While progress has been made toward ensuring universal access to safe drinking water by 2030 – a key focus of UN Sustainable Goal 6 – according to the World Health Organization at least two billion people use a drinking source contaminated with feces. A common cause of preventable illnesses and death across low-income communities, contaminated water can transmit diseases such as cholera, polio, typhoid and dysentery.
An estimated 1.4 billion people have access to basic water services – defined as an improved source (such as a borewell with handpump) located within 30-minutes roundtrip from home. Households using such sources must fetch and store water, providing an opportunity for water to become contaminated by hands, cups and other objects entering it.
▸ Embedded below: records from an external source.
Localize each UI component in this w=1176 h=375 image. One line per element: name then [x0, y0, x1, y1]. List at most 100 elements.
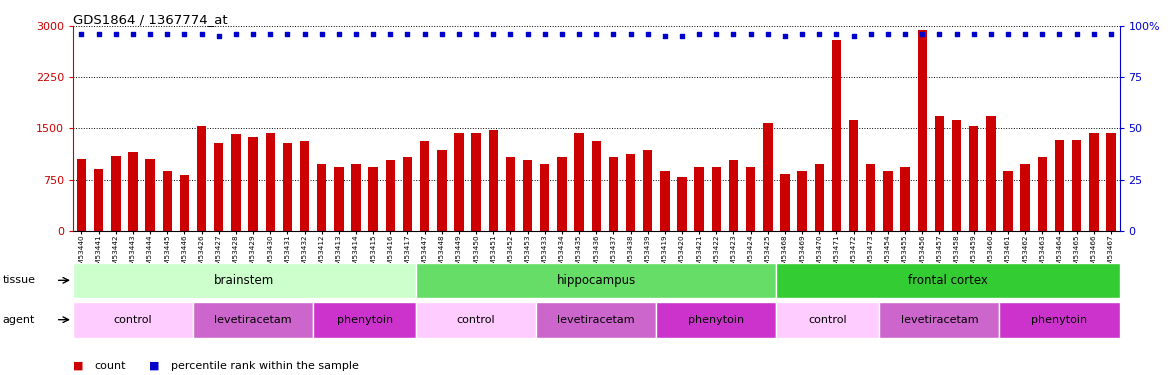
- Point: [415, 32, 434, 38]
- Point: [501, 32, 520, 38]
- Point: [655, 33, 674, 39]
- Bar: [111, 156, 120, 231]
- Bar: [1037, 157, 1047, 231]
- Point: [690, 32, 709, 38]
- Point: [158, 32, 176, 38]
- Bar: [128, 152, 138, 231]
- Bar: [776, 302, 880, 338]
- Point: [209, 33, 228, 39]
- Bar: [76, 159, 86, 231]
- Bar: [746, 166, 755, 231]
- Bar: [420, 141, 429, 231]
- Point: [1102, 32, 1121, 38]
- Bar: [313, 302, 416, 338]
- Point: [724, 32, 743, 38]
- Bar: [815, 164, 824, 231]
- Bar: [94, 170, 103, 231]
- Point: [587, 32, 606, 38]
- Bar: [146, 159, 155, 231]
- Point: [896, 32, 915, 38]
- Bar: [831, 40, 841, 231]
- Point: [295, 32, 314, 38]
- Bar: [763, 123, 773, 231]
- Bar: [1055, 140, 1064, 231]
- Point: [106, 32, 125, 38]
- Point: [1084, 32, 1103, 38]
- Bar: [523, 160, 533, 231]
- Point: [639, 32, 657, 38]
- Text: brainstem: brainstem: [214, 274, 275, 287]
- Bar: [488, 130, 497, 231]
- Bar: [609, 157, 619, 231]
- Bar: [797, 171, 807, 231]
- Bar: [437, 150, 447, 231]
- Bar: [1107, 133, 1116, 231]
- Bar: [557, 157, 567, 231]
- Bar: [540, 164, 549, 231]
- Bar: [352, 164, 361, 231]
- Text: count: count: [94, 361, 126, 370]
- Point: [1033, 32, 1051, 38]
- Bar: [880, 302, 1000, 338]
- Point: [861, 32, 880, 38]
- Bar: [656, 302, 776, 338]
- Bar: [318, 164, 327, 231]
- Bar: [1089, 133, 1098, 231]
- Point: [930, 32, 949, 38]
- Point: [329, 32, 348, 38]
- Text: levetiracetam: levetiracetam: [557, 315, 635, 325]
- Point: [433, 32, 452, 38]
- Text: levetiracetam: levetiracetam: [214, 315, 292, 325]
- Point: [449, 32, 468, 38]
- Bar: [695, 166, 704, 231]
- Text: ■: ■: [149, 361, 160, 370]
- Bar: [232, 134, 241, 231]
- Bar: [660, 171, 669, 231]
- Bar: [917, 30, 927, 231]
- Text: control: control: [809, 315, 847, 325]
- Point: [363, 32, 382, 38]
- Point: [1068, 32, 1087, 38]
- Point: [399, 32, 417, 38]
- Point: [964, 32, 983, 38]
- Point: [1016, 32, 1035, 38]
- Bar: [214, 143, 223, 231]
- Bar: [935, 116, 944, 231]
- Text: tissue: tissue: [2, 275, 35, 285]
- Point: [141, 32, 160, 38]
- Point: [1050, 32, 1069, 38]
- Point: [810, 32, 829, 38]
- Bar: [883, 171, 893, 231]
- Point: [89, 32, 108, 38]
- Bar: [1021, 164, 1030, 231]
- Bar: [729, 160, 739, 231]
- Point: [175, 32, 194, 38]
- Bar: [643, 150, 653, 231]
- Bar: [780, 174, 790, 231]
- Point: [313, 32, 332, 38]
- Point: [604, 32, 623, 38]
- Bar: [969, 126, 978, 231]
- Bar: [574, 133, 583, 231]
- Point: [707, 32, 726, 38]
- Bar: [626, 154, 635, 231]
- Bar: [472, 133, 481, 231]
- Bar: [776, 262, 1120, 298]
- Text: control: control: [114, 315, 152, 325]
- Point: [827, 32, 846, 38]
- Point: [741, 32, 760, 38]
- Bar: [866, 164, 875, 231]
- Point: [878, 32, 897, 38]
- Text: hippocampus: hippocampus: [556, 274, 636, 287]
- Point: [913, 32, 931, 38]
- Point: [347, 32, 366, 38]
- Point: [243, 32, 262, 38]
- Text: ■: ■: [73, 361, 83, 370]
- Bar: [711, 166, 721, 231]
- Bar: [416, 302, 536, 338]
- Point: [278, 32, 296, 38]
- Bar: [180, 175, 189, 231]
- Bar: [300, 141, 309, 231]
- Point: [621, 32, 640, 38]
- Text: frontal cortex: frontal cortex: [908, 274, 988, 287]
To identify combinations of household and environmental factors leading to stored water contamination, the researchers collected and examined pairs of water samples (one from home and one from the communal water source) from 45 households in rural Kenya. All 90 samples were analyzed for fecal indicator bacteria such as E. coli and enterococci along with species‐specific human and ruminant animal (cow, sheep and goat) fecal markers using microbial source tracking. They also collected household information such as type of water source, animal ownership, storage time and soap usage to detect the interconnected factors associated with animal fecal contamination into stored water.
The team found three distinct combinations of factors associated with the presence of animal feces in a household’s stored drinking water. One of these “recipes” includes having animals present in the household’s compound, not having soap for handwashing, and using unsafe methods for extracting water out of storage containers – factors that most observers would find unsurprising. Another recipe, however, suggests that even a household that has no animals in its compound was likely to have contaminated drinking water if it had been stored for more than 5 hours and if the household lacked soap for handwashing. The findings indicate that animal fecal contamination is widespread in communities, perhaps because manure is used in home construction and agriculture, as well as for fuel. They also suggest that public-health interventions designed to reduce the risk of animal fecal contamination should not be restricted to households who own animals.
“Most research into the causes of stored water contamination assumes that findings can be applied to households throughout a community,” said study co-author Jenna Davis, an associate professor of civil and environmental engineering at Stanford and director of Stanford’s Program on Water, Health and Development. “In this study, we show that things are actually more complicated. There are multiple ways in which water be compromised, all of which would have to be taken into account for a public-health intervention to be effective.”
Study co-authors include Latifah Hamzah, Stanford Department of Civil and Environmental Engineering; Alexandria B. Boehm, professor in the Stanford Department of Civil and Environmental Engineering and senior fellow at the Stanford Woods Institute for the Environment; Amy Pickering, assistant professor in the Department of Civil and Environmental Engineering, Tufts School of Engineering; Marlene Wolfe, postdoctoral researcher at the Stanford Woods Institute for the Environment; and Maryanne Mureithi, previously at Innovations for Poverty Action.